EDITOR: Friday, May 4, my husband invited me to join him and other Patriot Guard Riders as they escorted troops from the 1432nd Engineering Co. of the National Guard leaving that morning from Kingsford.
He had ridden with the Guard before but this was my first time. I had prepared myself for a chilly ride to Manistique in 48 degrees, but I had not prepared myself for the emotional roller coaster I would have that day.

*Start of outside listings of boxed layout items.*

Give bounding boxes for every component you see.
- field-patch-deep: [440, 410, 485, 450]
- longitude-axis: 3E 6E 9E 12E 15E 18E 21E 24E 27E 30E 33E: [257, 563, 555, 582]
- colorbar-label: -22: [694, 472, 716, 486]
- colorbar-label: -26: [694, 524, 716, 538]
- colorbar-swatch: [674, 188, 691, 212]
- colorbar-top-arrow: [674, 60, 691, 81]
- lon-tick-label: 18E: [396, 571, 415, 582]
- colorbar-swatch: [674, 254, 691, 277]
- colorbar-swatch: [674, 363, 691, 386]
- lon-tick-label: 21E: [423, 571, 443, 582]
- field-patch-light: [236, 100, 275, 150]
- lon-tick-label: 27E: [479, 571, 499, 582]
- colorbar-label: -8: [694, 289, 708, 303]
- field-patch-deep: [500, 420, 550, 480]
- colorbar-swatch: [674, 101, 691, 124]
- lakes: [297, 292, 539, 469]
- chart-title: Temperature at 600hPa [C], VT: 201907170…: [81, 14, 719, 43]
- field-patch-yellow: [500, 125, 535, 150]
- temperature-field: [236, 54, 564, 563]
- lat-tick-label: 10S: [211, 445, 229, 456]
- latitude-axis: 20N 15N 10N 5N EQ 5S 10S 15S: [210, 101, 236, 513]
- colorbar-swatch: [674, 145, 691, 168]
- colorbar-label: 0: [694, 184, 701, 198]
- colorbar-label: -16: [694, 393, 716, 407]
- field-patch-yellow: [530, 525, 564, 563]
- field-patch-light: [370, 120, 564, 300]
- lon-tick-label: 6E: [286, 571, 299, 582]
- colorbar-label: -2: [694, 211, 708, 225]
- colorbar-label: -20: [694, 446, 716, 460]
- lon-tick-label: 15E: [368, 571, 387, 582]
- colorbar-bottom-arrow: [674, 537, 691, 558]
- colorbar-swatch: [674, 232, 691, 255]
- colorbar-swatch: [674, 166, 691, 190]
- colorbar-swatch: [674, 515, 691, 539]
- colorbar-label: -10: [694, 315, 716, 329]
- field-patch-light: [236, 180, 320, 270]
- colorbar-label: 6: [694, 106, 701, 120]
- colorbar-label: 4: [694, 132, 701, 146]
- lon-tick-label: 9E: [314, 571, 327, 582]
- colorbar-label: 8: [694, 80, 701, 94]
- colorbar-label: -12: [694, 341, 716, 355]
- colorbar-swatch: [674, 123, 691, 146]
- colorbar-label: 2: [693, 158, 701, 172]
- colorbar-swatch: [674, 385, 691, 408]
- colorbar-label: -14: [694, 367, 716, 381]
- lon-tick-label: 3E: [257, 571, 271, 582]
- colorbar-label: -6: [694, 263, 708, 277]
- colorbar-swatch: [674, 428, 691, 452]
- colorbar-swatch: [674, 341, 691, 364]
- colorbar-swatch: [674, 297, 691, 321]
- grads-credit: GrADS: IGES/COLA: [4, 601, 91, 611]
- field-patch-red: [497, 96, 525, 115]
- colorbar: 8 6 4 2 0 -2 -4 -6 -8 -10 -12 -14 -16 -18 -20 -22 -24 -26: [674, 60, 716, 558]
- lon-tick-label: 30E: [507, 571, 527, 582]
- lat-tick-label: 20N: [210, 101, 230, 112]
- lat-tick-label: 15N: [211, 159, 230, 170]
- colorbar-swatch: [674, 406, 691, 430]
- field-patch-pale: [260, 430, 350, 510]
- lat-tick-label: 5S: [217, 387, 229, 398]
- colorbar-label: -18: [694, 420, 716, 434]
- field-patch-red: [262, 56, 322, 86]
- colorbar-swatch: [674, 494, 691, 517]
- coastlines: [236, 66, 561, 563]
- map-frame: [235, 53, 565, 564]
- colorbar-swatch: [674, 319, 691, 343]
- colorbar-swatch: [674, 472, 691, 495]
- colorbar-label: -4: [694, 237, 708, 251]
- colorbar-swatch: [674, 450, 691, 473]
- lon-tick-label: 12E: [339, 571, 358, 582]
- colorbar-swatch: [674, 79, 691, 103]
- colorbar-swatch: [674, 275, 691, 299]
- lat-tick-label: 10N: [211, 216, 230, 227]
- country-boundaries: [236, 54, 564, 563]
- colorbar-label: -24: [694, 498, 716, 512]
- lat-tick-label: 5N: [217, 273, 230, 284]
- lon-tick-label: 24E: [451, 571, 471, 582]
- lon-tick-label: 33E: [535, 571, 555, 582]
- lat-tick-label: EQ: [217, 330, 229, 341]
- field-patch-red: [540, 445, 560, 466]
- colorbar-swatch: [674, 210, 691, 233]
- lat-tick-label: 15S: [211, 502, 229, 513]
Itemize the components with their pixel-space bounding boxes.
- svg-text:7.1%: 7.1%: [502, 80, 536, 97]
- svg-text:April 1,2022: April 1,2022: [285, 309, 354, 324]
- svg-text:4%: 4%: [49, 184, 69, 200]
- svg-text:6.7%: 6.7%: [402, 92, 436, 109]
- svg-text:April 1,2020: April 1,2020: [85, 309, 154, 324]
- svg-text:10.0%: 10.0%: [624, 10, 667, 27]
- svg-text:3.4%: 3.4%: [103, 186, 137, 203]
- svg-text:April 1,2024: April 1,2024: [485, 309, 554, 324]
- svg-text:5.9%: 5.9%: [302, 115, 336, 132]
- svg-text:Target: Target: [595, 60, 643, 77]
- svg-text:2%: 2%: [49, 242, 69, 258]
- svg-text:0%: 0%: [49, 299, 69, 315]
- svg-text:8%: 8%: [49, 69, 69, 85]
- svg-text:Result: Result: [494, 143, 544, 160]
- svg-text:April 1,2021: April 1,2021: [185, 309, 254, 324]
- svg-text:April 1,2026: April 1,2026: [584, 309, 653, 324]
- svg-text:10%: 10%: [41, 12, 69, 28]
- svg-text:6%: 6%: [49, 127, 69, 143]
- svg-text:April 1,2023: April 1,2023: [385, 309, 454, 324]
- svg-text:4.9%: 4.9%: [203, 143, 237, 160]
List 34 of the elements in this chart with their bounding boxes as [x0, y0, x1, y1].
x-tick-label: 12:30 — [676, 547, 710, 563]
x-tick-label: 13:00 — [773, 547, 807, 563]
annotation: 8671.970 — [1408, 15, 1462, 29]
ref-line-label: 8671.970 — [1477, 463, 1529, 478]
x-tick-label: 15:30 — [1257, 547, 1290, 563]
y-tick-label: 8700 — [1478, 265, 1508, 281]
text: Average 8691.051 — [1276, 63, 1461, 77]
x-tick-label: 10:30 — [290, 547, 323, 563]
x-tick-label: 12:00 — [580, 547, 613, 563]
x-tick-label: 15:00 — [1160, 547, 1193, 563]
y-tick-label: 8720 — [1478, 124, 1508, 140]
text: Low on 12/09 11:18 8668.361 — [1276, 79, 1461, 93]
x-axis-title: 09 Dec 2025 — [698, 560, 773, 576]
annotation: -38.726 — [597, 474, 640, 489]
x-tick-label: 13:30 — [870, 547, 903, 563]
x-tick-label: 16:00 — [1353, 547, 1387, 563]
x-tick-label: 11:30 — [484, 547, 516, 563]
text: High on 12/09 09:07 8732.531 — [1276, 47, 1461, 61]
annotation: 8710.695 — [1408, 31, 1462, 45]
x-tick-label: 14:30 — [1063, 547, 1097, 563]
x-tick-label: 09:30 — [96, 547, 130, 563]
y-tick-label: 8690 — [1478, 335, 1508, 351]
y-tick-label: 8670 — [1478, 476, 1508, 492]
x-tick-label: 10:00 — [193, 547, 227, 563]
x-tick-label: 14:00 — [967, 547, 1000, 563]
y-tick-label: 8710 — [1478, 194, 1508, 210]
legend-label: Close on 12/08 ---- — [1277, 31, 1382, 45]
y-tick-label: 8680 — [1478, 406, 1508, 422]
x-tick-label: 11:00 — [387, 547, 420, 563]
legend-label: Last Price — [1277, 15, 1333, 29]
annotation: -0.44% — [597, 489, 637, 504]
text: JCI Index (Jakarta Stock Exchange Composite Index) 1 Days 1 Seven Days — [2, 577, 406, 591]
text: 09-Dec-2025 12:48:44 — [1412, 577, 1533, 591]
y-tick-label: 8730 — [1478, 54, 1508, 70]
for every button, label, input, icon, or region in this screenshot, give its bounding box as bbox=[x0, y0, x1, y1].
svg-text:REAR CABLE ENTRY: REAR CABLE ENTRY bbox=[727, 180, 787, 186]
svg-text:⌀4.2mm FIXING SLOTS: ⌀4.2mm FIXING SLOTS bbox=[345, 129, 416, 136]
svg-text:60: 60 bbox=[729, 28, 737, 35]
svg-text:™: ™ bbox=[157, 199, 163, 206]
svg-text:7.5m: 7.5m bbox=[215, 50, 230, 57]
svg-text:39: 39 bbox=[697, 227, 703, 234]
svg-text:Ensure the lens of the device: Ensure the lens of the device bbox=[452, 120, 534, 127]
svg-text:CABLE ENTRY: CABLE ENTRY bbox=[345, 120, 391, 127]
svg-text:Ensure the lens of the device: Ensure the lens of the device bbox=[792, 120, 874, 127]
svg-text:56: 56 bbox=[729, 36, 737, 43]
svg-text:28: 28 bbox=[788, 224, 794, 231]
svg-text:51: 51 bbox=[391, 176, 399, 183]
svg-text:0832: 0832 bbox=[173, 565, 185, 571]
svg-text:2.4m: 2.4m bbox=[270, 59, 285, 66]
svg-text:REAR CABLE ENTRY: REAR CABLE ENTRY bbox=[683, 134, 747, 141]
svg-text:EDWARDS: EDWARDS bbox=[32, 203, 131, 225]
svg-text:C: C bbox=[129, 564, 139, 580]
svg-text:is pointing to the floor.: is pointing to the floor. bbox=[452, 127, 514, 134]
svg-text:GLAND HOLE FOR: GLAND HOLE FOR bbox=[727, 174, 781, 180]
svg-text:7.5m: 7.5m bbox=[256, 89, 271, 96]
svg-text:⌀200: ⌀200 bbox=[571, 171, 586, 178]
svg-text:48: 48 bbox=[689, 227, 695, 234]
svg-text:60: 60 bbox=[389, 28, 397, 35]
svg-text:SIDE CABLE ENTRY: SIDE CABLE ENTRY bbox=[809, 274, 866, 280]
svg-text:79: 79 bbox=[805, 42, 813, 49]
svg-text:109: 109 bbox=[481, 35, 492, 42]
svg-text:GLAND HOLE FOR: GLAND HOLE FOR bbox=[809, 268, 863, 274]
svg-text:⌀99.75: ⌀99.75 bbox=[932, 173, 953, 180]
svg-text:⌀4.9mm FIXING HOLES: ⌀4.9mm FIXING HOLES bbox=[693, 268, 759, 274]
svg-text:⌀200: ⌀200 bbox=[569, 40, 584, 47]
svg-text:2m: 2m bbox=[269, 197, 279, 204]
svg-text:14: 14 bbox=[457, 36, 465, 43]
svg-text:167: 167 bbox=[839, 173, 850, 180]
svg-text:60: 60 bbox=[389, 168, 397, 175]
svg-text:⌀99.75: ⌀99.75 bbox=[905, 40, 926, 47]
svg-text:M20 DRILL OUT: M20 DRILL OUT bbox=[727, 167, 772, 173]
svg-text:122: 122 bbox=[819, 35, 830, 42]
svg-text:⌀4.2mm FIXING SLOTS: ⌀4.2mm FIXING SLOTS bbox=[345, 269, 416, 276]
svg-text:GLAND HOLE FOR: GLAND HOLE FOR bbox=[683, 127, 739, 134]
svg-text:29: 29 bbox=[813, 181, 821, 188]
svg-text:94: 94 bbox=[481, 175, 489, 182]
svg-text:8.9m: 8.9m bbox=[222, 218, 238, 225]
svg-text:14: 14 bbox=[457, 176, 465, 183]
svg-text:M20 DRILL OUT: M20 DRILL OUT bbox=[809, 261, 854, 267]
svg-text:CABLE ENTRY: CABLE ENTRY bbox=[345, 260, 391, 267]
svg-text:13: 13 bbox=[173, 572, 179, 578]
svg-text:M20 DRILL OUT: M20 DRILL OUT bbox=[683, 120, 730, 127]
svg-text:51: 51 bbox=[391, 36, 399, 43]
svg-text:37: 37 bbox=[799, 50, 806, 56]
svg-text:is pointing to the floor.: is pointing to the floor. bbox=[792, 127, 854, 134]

The Patriot Guard Riders stand for honor, remember and respect. We stood at the front and rear entrance of Kingsford Middle School forming a line of flags that family members would walk through to enter the gymnasium. My husband and I were at the rear entrance of the school and as we watched the family members pass between us, my throat began to tighten. I witnessed fathers with brows wrinkled from worry; mothers, mouths drawn tight with fear; and young wives and girlfriends, eyes wide with panic, carrying small children and infants. As they passed I began to realize that some of them would miss their baby's first steps and first words. So many firsts would be missed in the 12 months they would be deployed.
The last 17 years of my teaching career was spent at North Dickinson. The chances were great that some of the 95 to be deployed would be former students. As the soldiers passed us on the way into the gymnasium I counted five I recognized; four young men and one young woman. It became very difficult to hold back my tears.
When the ceremony was over and the last kiss was given, they loaded the buses. The Patriot Guard Riders, with flags flying from the bikes, led the buses through town on the way to Grayling. Each block throughout town there were people cheering and waving flags. As we passed the row of flags outside the VA we noticed a construction worker with his hard hat over his heart as we rode by.
People were running across the Wal-Mart parking lot to see the buses as they passed. The Home Depot employees were standing by the road cheering and holding signs. They were shouting thank you. I thought, thank us for what? We are doing two things we love, honoring our troops and riding motorcycles. If they were that enthusiastic for us I can only imagine what joy they brought the true heroes that were riding in the buses behind us.
Each town we went through there were people waving and cheering. The students from Norway and Rapid River were standing by the side of the highway, in a chilly May breeze holding their signs and flags letting the soldiers know they were appreciated. It was all so much to process. I was holding it together until I recognized two brothers standing beside their cars, tears running down their faces, looking past the riders to the buses behind us, one of those buses was taking their older brother away.
Godspeed soldiers, thank you for your service. May you return to the loving arms of your family, friends, and community with minimal scars of war and separation. I pray that the families will get the support from the community that they need. We must remember while their loved ones suffer hardships serving, they too suffer great hardships waiting for their safe return.
I am now a member of the Patriot Guard Riders and look forward to riding with them again when they return home to all of us. It was an honor, one I will remember with great respect.